US 12,354,720 B2
	Machine learning extraction of clinical variable values for subjects from clinical record data
Brett Wittmershaus, Brooklyn, NY (US); Guy Amster, Hoboken, NJ (US); Michael Waskom, New York, NY (US); Natalie Roher, New York, NY (US); Nisha Singh, Queens, NY (US); Sharang Phadke, New York, NY (US); and Will Shapiro, New York, NY (US)
Assigned to Flatiron Health, Inc., New York, NY (US)
Filed by Flatiron Health, Inc., New York, NY (US)
Filed on Dec. 20, 2023, as Appl. No. 18/391,514.
Application 18/391,514 is a continuation of application No. 17/963,998, filed on Oct. 11, 2022, granted, now 11,854,675.
Prior Publication US 2024/0347150 A1, Oct. 17, 2024
This patent is subject to a terminal disclaimer.
Int. Cl. G16H 10/60 (2018.01); G06F 16/35 (2025.01); G06N 20/00 (2019.01)

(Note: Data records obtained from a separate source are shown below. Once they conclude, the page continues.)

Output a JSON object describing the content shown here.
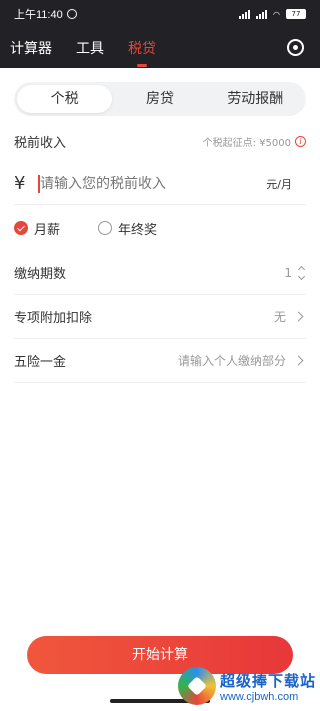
{
  "status_bar": {
    "time": "上午11:40",
    "battery": "77"
  },
  "nav": {
    "tabs": [
      {
        "label": "计算器"
      },
      {
        "label": "工具"
      },
      {
        "label": "税贷"
      }
    ],
    "active_tab": "税贷"
  },
  "segment": {
    "items": [
      {
        "label": "个税"
      },
      {
        "label": "房贷"
      },
      {
        "label": "劳动报酬"
      }
    ],
    "active": "个税"
  },
  "income": {
    "label": "税前收入",
    "threshold": "个税起征点: ¥5000",
    "currency_symbol": "¥",
    "placeholder": "请输入您的税前收入",
    "unit": "元/月"
  },
  "salary_type": {
    "options": [
      {
        "label": "月薪",
        "checked": true
      },
      {
        "label": "年终奖",
        "checked": false
      }
    ]
  },
  "fields": {
    "periods": {
      "label": "缴纳期数",
      "value": "1"
    },
    "special_deduction": {
      "label": "专项附加扣除",
      "value": "无"
    },
    "insurance": {
      "label": "五险一金",
      "value": "请输入个人缴纳部分"
    }
  },
  "start_button": {
    "label": "开始计算"
  },
  "watermark": {
    "title": "超级捧下载站",
    "url": "www.cjbwh.com"
  },
  "colors": {
    "accent": "#e8463a",
    "nav_bg": "#222226"
  }
}
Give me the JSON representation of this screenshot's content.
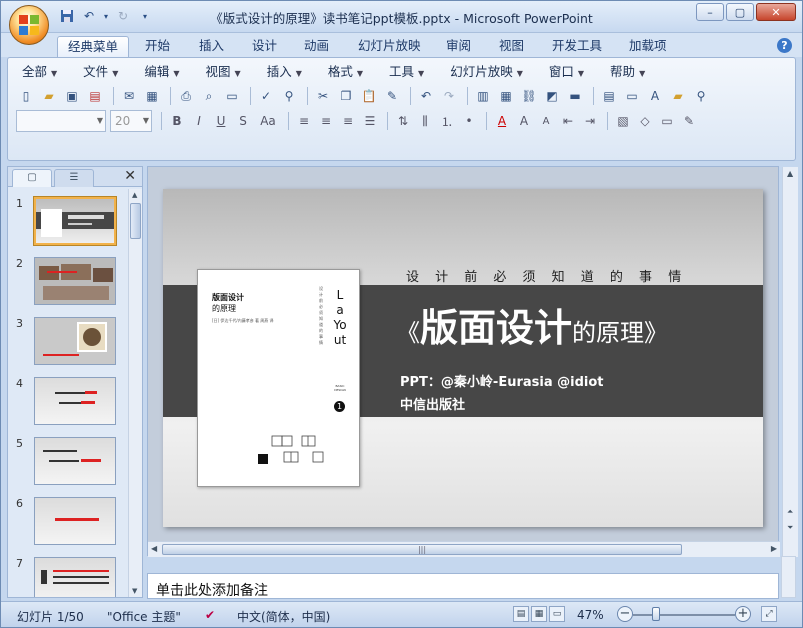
{
  "window": {
    "title": "《版式设计的原理》读书笔记ppt模板.pptx - Microsoft PowerPoint",
    "controls": {
      "minimize": "–",
      "restore": "▢",
      "close": "✕"
    }
  },
  "ribbon_tabs": [
    "经典菜单",
    "开始",
    "插入",
    "设计",
    "动画",
    "幻灯片放映",
    "审阅",
    "视图",
    "开发工具",
    "加载项"
  ],
  "active_tab": "经典菜单",
  "help": "?",
  "menus": [
    "全部",
    "文件",
    "编辑",
    "视图",
    "插入",
    "格式",
    "工具",
    "幻灯片放映",
    "窗口",
    "帮助"
  ],
  "font_size": "20",
  "format_buttons": {
    "bold": "B",
    "italic": "I",
    "underline": "U",
    "strike": "S",
    "case": "Aa"
  },
  "outline_pane": {
    "close": "✕"
  },
  "slides": [
    {
      "num": "1",
      "type": "title"
    },
    {
      "num": "2",
      "type": "photos"
    },
    {
      "num": "3",
      "type": "photo-card"
    },
    {
      "num": "4",
      "type": "text-lines"
    },
    {
      "num": "5",
      "type": "text-lines"
    },
    {
      "num": "6",
      "type": "text-line"
    },
    {
      "num": "7",
      "type": "diagram"
    }
  ],
  "slide": {
    "subtitle": "设 计 前 必 须 知 道 的 事 情",
    "title_open": "《",
    "title_strong": "版面设计",
    "title_light": "的原理",
    "title_close": "》",
    "credit": "PPT：@秦小岭-Eurasia    @idiot",
    "publisher": "中信出版社",
    "book": {
      "title_line1": "版面设计",
      "title_line2": "的原理",
      "author": "[日] 伊达千代/内藤孝彦  著  周燕  译",
      "vertical_word": "LaYout",
      "vertical_sub": "设计前必须知道的事情",
      "series_small": "BASIC DESIGN",
      "series_num": "1"
    }
  },
  "notes": {
    "placeholder": "单击此处添加备注"
  },
  "status": {
    "slide_counter": "幻灯片 1/50",
    "theme": "\"Office 主题\"",
    "language": "中文(简体，中国)",
    "zoom": "47%"
  },
  "colors": {
    "band": "#474747",
    "ribbon": "#dce7f5",
    "frame": "#c5d7ee"
  }
}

CPC G16H 10/60 (2018.01) [G06F 16/35 (2019.01); G06N 20/00 (2019.01)]

20 Claims

1. A method of using machine learning to automatically extract values of variables for a plurality of subjects from clinical record data associated with the plurality of subjects, the method comprising:

using at least one processor to perform:

generating, using the clinical record data, a dataset storing values of the variables for the plurality of subjects, the variables comprising:

a first variable designated as a hybrid variable that is configured for assignment by performance of machine learning (ML) prediction; and

a second variable configured for assignment by manual extraction without performance of ML prediction,

wherein the generating comprises;

setting, for each of the plurality of subjects, a value of the first variable in the dataset at least in part by:

processing, using an ML model trained to predict a value of the first variable, clinical record data associated with the subject to obtain a ML predicted value of the first variable and an associated confidence score;

determining, using the confidence score associated with the ML predicted value of the first variable, whether to set the value of the first variable for the subject to the ML predicted value of the first variable;

when it is determined to set the value of the first variable for the subject to the ML predicted value of the first variable, setting, in the dataset, the value of the first variable for the subject to the ML predicted value of the first variable; and

when it is determined to not set the value of the first variable for the subject to the ML predicted value:

obtaining a manually extracted value of the first variable; and

setting, in the dataset, the value of the first variable for the subject to the manually extracted value of the first variable; and

setting, for the plurality of subjects, values of the second variable in the dataset to manually extracted values of the second variable without obtaining ML predicted values of the second variable.